O testemunho é mais importante que o contra-testemunho

O TESTEMUNHO É MAIS IMPORTANTE QUE O CONTRA-TESTEMUNHO
Miguel Carqueija


Às vezes eu leio diatribes (ou simples textos desiludidos) de pessoas que acham ser a religião inútil ou coisa de hipócritas e se baseiam numa série de lances negativos, ou contra-testemunhos, generalizando a coisa como se fosse o padrão. Ora bem: religião quer dizer religação com Deus, após a separação. É evidente que, em si, é algo que Deus deseja, inclusive por amor a nós. Tudo o que é bom pode ser desvirtuado, e deve-se levar este fator em consideração antes de condenar a religião em bloco, como infelizmente há pessoas que fazem, radicalizando posições.

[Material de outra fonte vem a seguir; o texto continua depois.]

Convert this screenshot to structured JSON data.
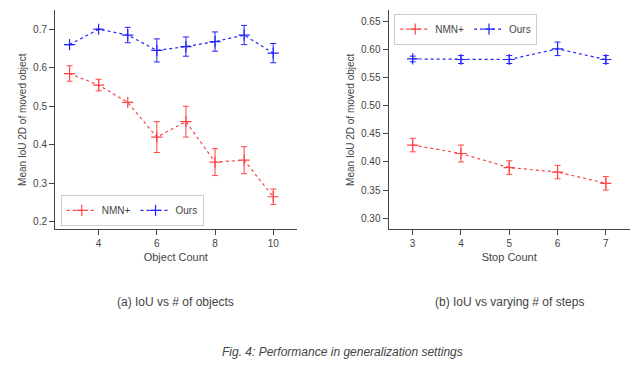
{
  "title": "Fig. 4: Performance in generalization settings",
  "chart_data": [
    {
      "type": "line",
      "title": "(a) IoU vs # of objects",
      "xlabel": "Object Count",
      "ylabel": "Mean IoU 2D of moved object",
      "x": [
        3,
        4,
        5,
        6,
        7,
        8,
        9,
        10
      ],
      "series": [
        {
          "name": "NMN+",
          "color": "#FF4444",
          "marker": "plus",
          "line_style": "dotted",
          "values": [
            0.585,
            0.555,
            0.51,
            0.42,
            0.46,
            0.355,
            0.36,
            0.265
          ],
          "yerr": [
            0.02,
            0.015,
            0.0,
            0.04,
            0.04,
            0.035,
            0.035,
            0.02
          ]
        },
        {
          "name": "Ours",
          "color": "#2222FF",
          "marker": "plus",
          "line_style": "dotted",
          "values": [
            0.66,
            0.7,
            0.685,
            0.645,
            0.655,
            0.668,
            0.685,
            0.638
          ],
          "yerr": [
            0.0,
            0.0,
            0.02,
            0.03,
            0.025,
            0.025,
            0.025,
            0.025
          ]
        }
      ],
      "xlim": [
        2.5,
        10.8
      ],
      "xticks": [
        4,
        6,
        8,
        10
      ],
      "ylim": [
        0.18,
        0.75
      ],
      "yticks": [
        0.2,
        0.3,
        0.4,
        0.5,
        0.6,
        0.7
      ],
      "grid": false,
      "legend": "lower left"
    },
    {
      "type": "line",
      "title": "(b) IoU vs varying # of steps",
      "xlabel": "Stop Count",
      "ylabel": "Mean IoU 2D of moved object",
      "x": [
        3,
        4,
        5,
        6,
        7
      ],
      "series": [
        {
          "name": "NMN+",
          "color": "#FF4444",
          "marker": "plus",
          "line_style": "dotted",
          "values": [
            0.43,
            0.415,
            0.39,
            0.382,
            0.362
          ],
          "yerr": [
            0.012,
            0.015,
            0.012,
            0.012,
            0.012
          ]
        },
        {
          "name": "Ours",
          "color": "#2222FF",
          "marker": "plus",
          "line_style": "dotted",
          "values": [
            0.583,
            0.582,
            0.582,
            0.601,
            0.582
          ],
          "yerr": [
            0.005,
            0.007,
            0.007,
            0.012,
            0.007
          ]
        }
      ],
      "xlim": [
        2.5,
        7.5
      ],
      "xticks": [
        3,
        4,
        5,
        6,
        7
      ],
      "ylim": [
        0.28,
        0.67
      ],
      "yticks": [
        {
          "value": 0.3,
          "label": "0.30"
        },
        0.35,
        {
          "value": 0.4,
          "label": "0.40"
        },
        0.45,
        {
          "value": 0.5,
          "label": "0.50"
        },
        0.55,
        {
          "value": 0.6,
          "label": "0.60"
        },
        0.65
      ],
      "grid": false,
      "legend": "upper left"
    }
  ]
}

Em criança eu soube de um caso que na época foi muito rumoroso. Em algum lugar do Brasil – já não recordo em qual estado – um padre matou o bispo da diocese, a tiro de revólver. Também não sei qual foi o motivo, provavelmente questão de disciplina. O que sei é que foi um terrível contra-testemunho da religião – e nem por isso deixei de ser católico.
Ora bem. Será que um contra-testemunho da Fé, mesmo tão radical assim, é mais importante que o testemunho de Madre Teresa de Calcutá, Irmã Dulce dos Pobres, São Francisco de Assis, São Vicente de Paula, São João Bosco, Santa Rita de Cássia etc.?

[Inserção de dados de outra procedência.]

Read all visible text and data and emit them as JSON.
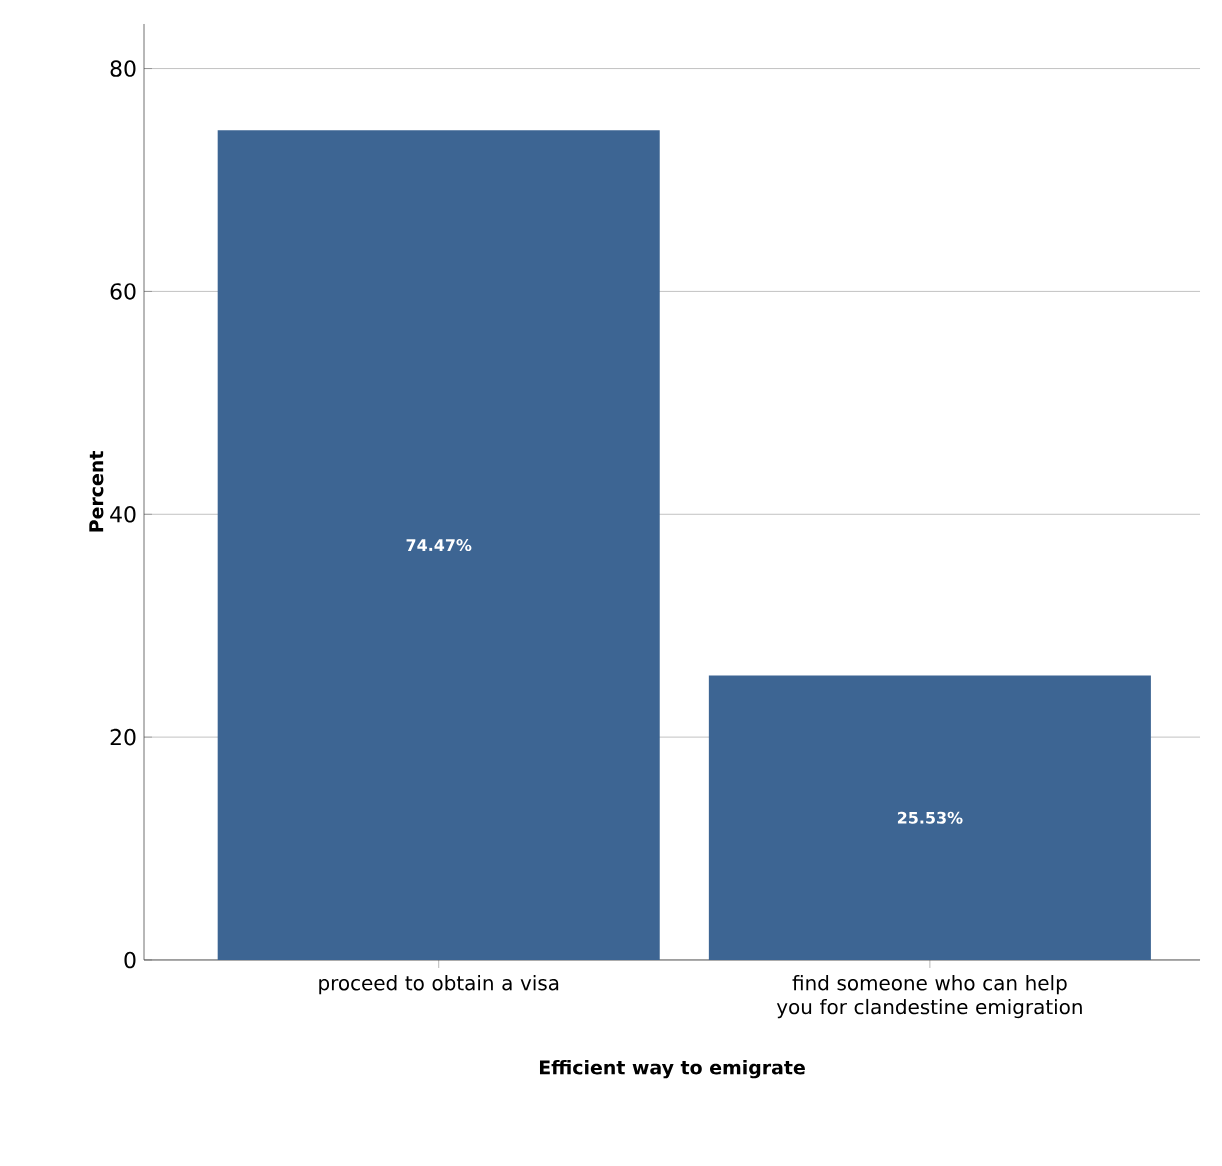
{
  "chart_data": {
    "type": "bar",
    "xlabel": "Efficient way to emigrate",
    "ylabel": "Percent",
    "categories": [
      "proceed to obtain a visa",
      "find someone who can help you for clandestine emigration"
    ],
    "values": [
      74.47,
      25.53
    ],
    "value_labels": [
      "74.47%",
      "25.53%"
    ],
    "color": "#3d6593",
    "ylim": [
      0,
      84
    ],
    "yticks": [
      0,
      20,
      40,
      60,
      80
    ],
    "grid": "y"
  }
}
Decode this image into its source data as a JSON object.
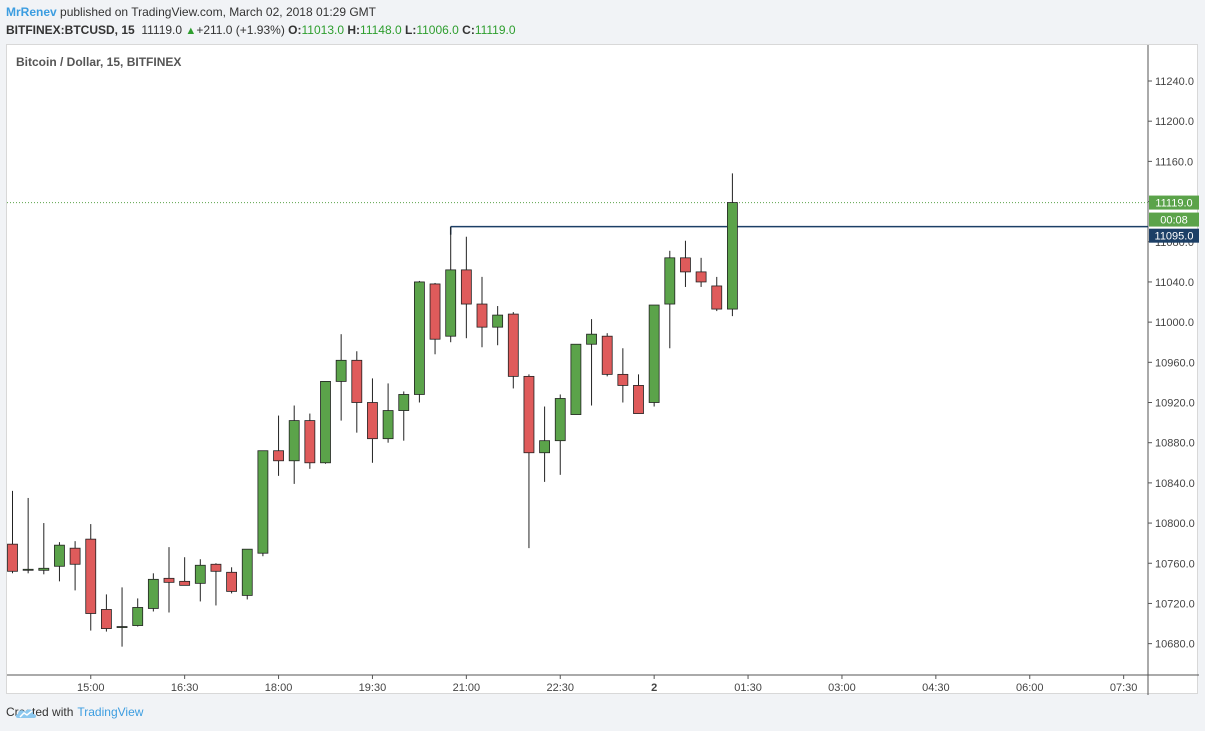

Tomemos o caso de Martin Luther King, pastor protestante que deu sua vida para defender a cidadania dos negros em seu país. Ou Gandhi, ou o Dalai Lama. Ou o Padre Damião de Veurster, hoje reconhecido como santo, que deixou para sempre o conforto da Europa do século XIX para cuidar de uma colônia de leprosos no Taiti? Onde ele acabou pegando lepra e morrendo leproso? Será que esse testemunho é menos importante que o contra-testemunho de padres e pastores protestantes pedófilos, que infelizmente existem?

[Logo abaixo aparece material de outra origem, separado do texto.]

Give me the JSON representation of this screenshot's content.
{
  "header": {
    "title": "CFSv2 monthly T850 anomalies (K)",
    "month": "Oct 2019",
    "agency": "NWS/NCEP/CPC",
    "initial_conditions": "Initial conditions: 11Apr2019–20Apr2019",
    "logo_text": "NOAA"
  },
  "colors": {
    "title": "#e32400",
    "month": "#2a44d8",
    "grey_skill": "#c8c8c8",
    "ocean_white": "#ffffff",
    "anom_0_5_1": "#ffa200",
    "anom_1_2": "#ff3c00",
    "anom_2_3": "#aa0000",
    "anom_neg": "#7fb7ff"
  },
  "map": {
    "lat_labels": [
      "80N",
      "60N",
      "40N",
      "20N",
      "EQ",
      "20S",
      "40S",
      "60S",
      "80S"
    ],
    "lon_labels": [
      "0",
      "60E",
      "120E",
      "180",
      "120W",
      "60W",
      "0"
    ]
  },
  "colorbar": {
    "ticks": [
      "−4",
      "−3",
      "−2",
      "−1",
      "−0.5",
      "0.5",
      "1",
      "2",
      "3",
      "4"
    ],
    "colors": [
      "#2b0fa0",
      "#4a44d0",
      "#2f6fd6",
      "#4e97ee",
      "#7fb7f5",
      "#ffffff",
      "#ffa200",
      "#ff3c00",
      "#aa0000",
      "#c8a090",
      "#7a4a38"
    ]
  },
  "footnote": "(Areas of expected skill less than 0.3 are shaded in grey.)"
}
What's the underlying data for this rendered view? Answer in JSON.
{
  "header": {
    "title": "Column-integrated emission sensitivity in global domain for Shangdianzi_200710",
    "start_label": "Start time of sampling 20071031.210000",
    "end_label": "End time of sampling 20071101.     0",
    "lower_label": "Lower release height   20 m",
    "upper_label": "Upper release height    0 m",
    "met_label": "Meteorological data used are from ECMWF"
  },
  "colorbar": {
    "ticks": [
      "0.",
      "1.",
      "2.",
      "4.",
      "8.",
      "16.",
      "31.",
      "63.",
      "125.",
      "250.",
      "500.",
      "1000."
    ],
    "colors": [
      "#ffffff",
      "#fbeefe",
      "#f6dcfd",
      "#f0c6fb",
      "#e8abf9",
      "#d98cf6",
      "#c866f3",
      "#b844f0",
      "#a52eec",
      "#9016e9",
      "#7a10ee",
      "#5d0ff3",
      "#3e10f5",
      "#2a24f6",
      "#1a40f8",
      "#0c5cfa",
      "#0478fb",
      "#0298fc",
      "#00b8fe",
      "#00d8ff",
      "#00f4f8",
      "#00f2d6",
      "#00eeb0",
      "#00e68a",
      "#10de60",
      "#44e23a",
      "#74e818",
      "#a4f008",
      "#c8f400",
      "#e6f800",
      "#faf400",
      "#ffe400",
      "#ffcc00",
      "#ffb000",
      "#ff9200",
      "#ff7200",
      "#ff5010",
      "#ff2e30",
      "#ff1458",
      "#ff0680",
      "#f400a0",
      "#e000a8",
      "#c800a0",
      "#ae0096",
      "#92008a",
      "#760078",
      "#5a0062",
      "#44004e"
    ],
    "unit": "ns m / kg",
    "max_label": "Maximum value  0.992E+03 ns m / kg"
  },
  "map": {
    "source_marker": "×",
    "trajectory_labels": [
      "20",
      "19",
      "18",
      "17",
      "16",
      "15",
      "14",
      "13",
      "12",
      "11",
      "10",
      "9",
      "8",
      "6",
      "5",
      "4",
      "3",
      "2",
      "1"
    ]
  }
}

Lembro agora de um fato histórico que minha mãe, que viveu na época, me contou (era algo público e notório, mas hoje um fato esquecido) e depois encontrei na biografia “Dom Leme, bispo da Eucaristia”, do Padre Piasentin: como o grande Cardeal do Rio de Janeiro, Dom Sebastião Leme, salvou o Brasil no longínquo 1930, ao impedir que o presidente da república fosse assassinado pelos soldados revoltosos. Arriscou a própria vida e salvou a do Presidente Washington Luís, então cercado no Palácio do Catete pelos rebeldes da revolução outubrista, que levou Getúlio Vargas ao poder. O presidente não queria se render, entrincheirara-se no palácio. Com a coragem de um homem que tem a Deus no coração e para salvar a nação de uma grande tragédia, o cardeal foi lá, passou pela tropa e retirou Washington Luís do local, depois de convencê-lo a sair. Ninguém tocou neles, e oficiais da tropa, para conter os soldados com os ânimos esquentados, gritavam: “Respeitem o Cardeal! Respeitem Dom Leme!” O presidente deposto conseguiu sair incólume e partiu para o exílio.
Então, por que se preocuparem tanto com os contra-testemunhos na Igreja, que os bons católicos repudiam? Antes de menosprezar a Igreja por causa de contra-testemunhos, examinem os testemunhos.


Rio de Janeiro, 10 de janeiro de 2016.